Delhi High Court
Mausam Ali vs The State (Delhi Admn.) on 18 November, 2015
Author: Siddharth Mridul
Bench: Siddharth Mridul
#R-6B
IN THE HIGH COURT OF DELHI AT NEW DELHI
Date of decision: 18.11.2015
CRL.A. 493/2008
MAUSAM ALI ..... Appellant
Through: Mr Mohd. Saleem, Mr Mohd.
Khursheed and Mr Mohd. Tabrez,
Advocates.
versus
THE STATE (DELHI ADMN.) ..... Respondent
Through: Mr Rajat Katyal, APP.
CORAM:
HON'BLE MR JUSTICE SIDDHARTH MRIDUL
SIDDHARTH MRIDUL, J (ORAL)
1. The present is an appeal under Section 374(2) read with Section 397 of the Code of Criminal Procedure, 1973 assailing the judgment and order on sentence dated 07.05.2008 and 08.05.2008 respectively. The appellant has CRL.A.493/2008 Page 1 of 5 been convicted under Sections 489C and 489D IPC and sentenced to undergo rigorous imprisonment for a period of four years for the offence punishable under Section 489C IPC. The appellant has been further sentenced to undergo rigorous imprisonment for a period of five years and a fine of Rs.2,000/- in default simple imprisonment for a period of one month for the offence punishable under Section 489D IPC. Both the sentences have been directed to run concurrently.
2. As per the prosecution on 08.07.2004 they received secret information that one person who supplies counterfeit currency notes would come by Metro Rail and would go to Inderlok Cooler Market to supply counterfeit notes. Based on this information a raiding party apprehended one Farzanda. The said Farzanda, who was convicted along with appellant, was found carrying a polythene bag, a search of which led to the recovery of counterfeit currency notes in the denomination of Rs.500/- as well as Rs.100/-. On the disclosure statement of Farzanda, the appellant who resides at Mawana in Uttar Pradesh was arrested from his house and ten notes of Rs.1,000/- each, forty-four notes of Rs.500/- each and ten notes of Rs.50/- each were alleged to have been recovered from his house. A photocopy machine is also stated to have been recovered from the residence of the appellant. CRL.A.493/2008 Page 2 of 5
3. Learned counsel for the appellant submits that he has instructions from the appellant, who is present in person, not to challenge his conviction on merits. However, counsel contends that a lenient view may be taken and the appellant may be released on the period already undergone which is more than 2½ years out of the total sentence of five years awarded to him by the trial court.
4. It has been contended that the appellant has aged parents who are ailing, a young wife and a four year old daughter who are entirely dependent on him for care and support.
5. In B.G. Goswami vs. Delhi Administration, 1973 SCC (Crl.) 796, the Supreme Court observed as under:-
"Now the question of sentence is always a difficult question, requiring as it does, proper adjustment and balancing of various considerations which weigh with a judicial mind in determining its appropriate quantum in a given case.
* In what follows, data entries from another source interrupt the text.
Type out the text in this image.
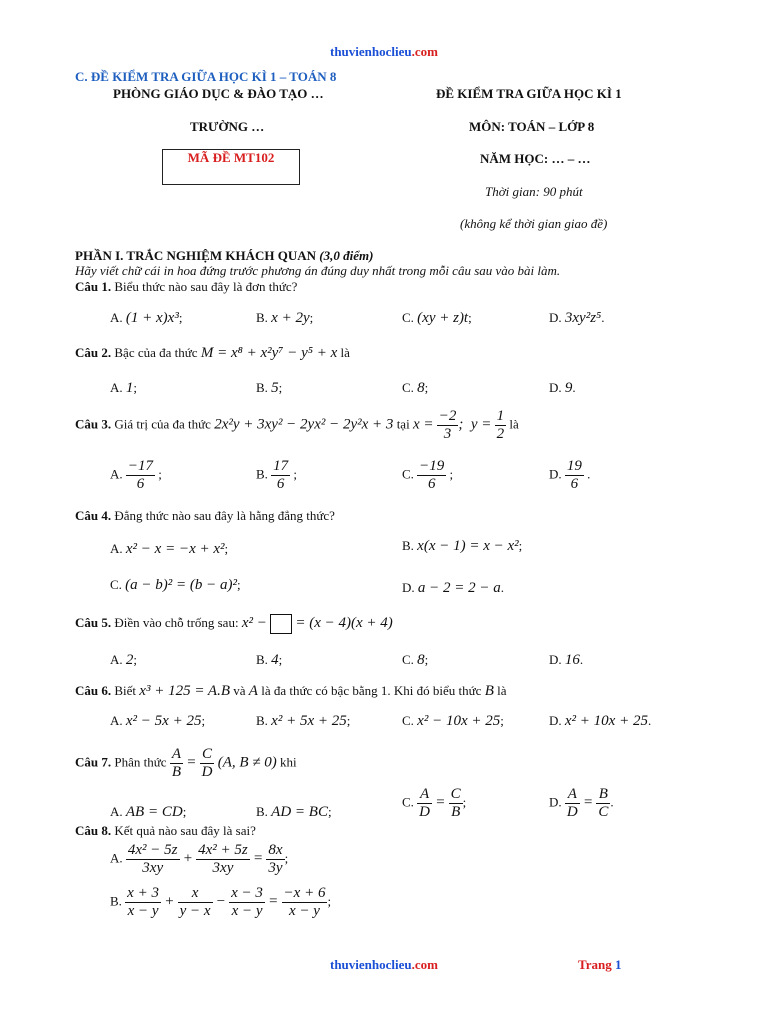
thuvienhoclieu.com
C. ĐỀ KIỂM TRA GIỮA HỌC KÌ 1 – TOÁN 8
PHÒNG GIÁO DỤC & ĐÀO TẠO …
TRƯỜNG …
MÃ ĐỀ MT102
ĐỀ KIỂM TRA GIỮA HỌC KÌ 1
MÔN: TOÁN – LỚP 8
NĂM HỌC: … – …
Thời gian: 90 phút
(không kể thời gian giao đề)
PHẦN I. TRẮC NGHIỆM KHÁCH QUAN (3,0 điểm)
Hãy viết chữ cái in hoa đứng trước phương án đúng duy nhất trong mỗi câu sau vào bài làm.
Câu 1. Biểu thức nào sau đây là đơn thức?
A. (1 + x)x³;	B. x + 2y;	C. (xy + z)t;	D. 3xy²z⁵.
Câu 2. Bậc của đa thức M = x⁸ + x²y⁷ − y⁵ + x là
A. 1;	B. 5;	C. 8;	D. 9.
Câu 3. Giá trị của đa thức 2x²y + 3xy² − 2yx² − 2y²x + 3 tại $x = \frac{-2}{3}$ ;  $y = \frac{1}{2}$ là
A. $\frac{-17}{6}$ ;	B. $\frac{17}{6}$ ;	C. $\frac{-19}{6}$ ;	D. $\frac{19}{6}$ .
Câu 4. Đẳng thức nào sau đây là hằng đẳng thức?
A. x² − x = −x + x²;	B. x(x − 1) = x − x²;
C. (a − b)² = (b − a)²;	D. a − 2 = 2 − a.
Câu 5. Điền vào chỗ trống sau: x² − = (x − 4)(x + 4)
A. 2;	B. 4;	C. 8;	D. 16.
Câu 6. Biết x³ + 125 = A.B và A là đa thức có bậc bằng 1. Khi đó biểu thức B là
A. x² − 5x + 25;	B. x² + 5x + 25;	C. x² − 10x + 25;	D. x² + 10x + 25.
Câu 7. Phân thức $\frac{A}{B} = \frac{C}{D} (A$, B ≠ 0) khi
A. AB = CD;	B. AD = BC;
C. $\frac{A}{D} = \frac{C}{B}$ ;	D. $\frac{A}{D} = \frac{B}{C}$ .
Câu 8. Kết quả nào sau đây là sai?
A. $\frac{\text{4x² − 5z}}{3xy} + \frac{\text{4x² + 5z}}{3xy} = \frac{8x}{3y}$ ;
B. $\frac{x + 3}{x - y} + \frac{x}{y - x} - \frac{x - 3}{x - y} = \frac{-x + 6}{x - y}$ ;
thuvienhoclieu.com	Trang 1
The main purpose of the sentence broadly stated is that the accused must realise that he has committed an act which is not only harmful to the society of which he forms an integral part but is also harmful to his own future, both as an individual and as a member of the society. Punishment is designed to protect society by deterring potential offenders as also by preventing the guilty party from repeating the offence; it is also designed to reform the offender and reclaim him as a law abiding citizen for the good of the society as a whole. Reformatory, deterrent and punitive aspects of punishment thus play their due part CRL.A.493/2008 Page 3 of 5 in judicial thinking while determining this question. In modern civilized societies, however, reformatory aspect is being given somewhat greater importance. Too lenient as well as too harsh sentence both lose their efficaciousness. One does not deter and the other may frustrate, thereby making the offender a hardened criminal. In the present case, after weighing the considerations already noticed by us and the fact that to send the appellant back to jail now after seven years of the agony and harassment of these proceedings when he is also going to lose his job and has to earn a living for himself and for his family members and for those dependent on him, we feel that it would meet the ends of justice if we reduce the sentence of imprisonment to that already undergone but increase the sentence of fine from Rs 200 to Rs 400. Period of imprisonment in case of default will remain the same."
6. I have perused the nominal roll qua the appellant. It is observed that his conduct in jail has been satisfactory from the inception of his incarceration. The appellant is thirty-five years old as of today and was barely twenty-three years of age at the time of the commission of the offence.
7. There is no gainsaying the doctrine that punishment is designed to protect society by deterring potential offenders as also by preventing the guilty party from repeating the offence; it is also designed to reform the offender and reclaim him as a law abiding citizen for the good of the society as a whole.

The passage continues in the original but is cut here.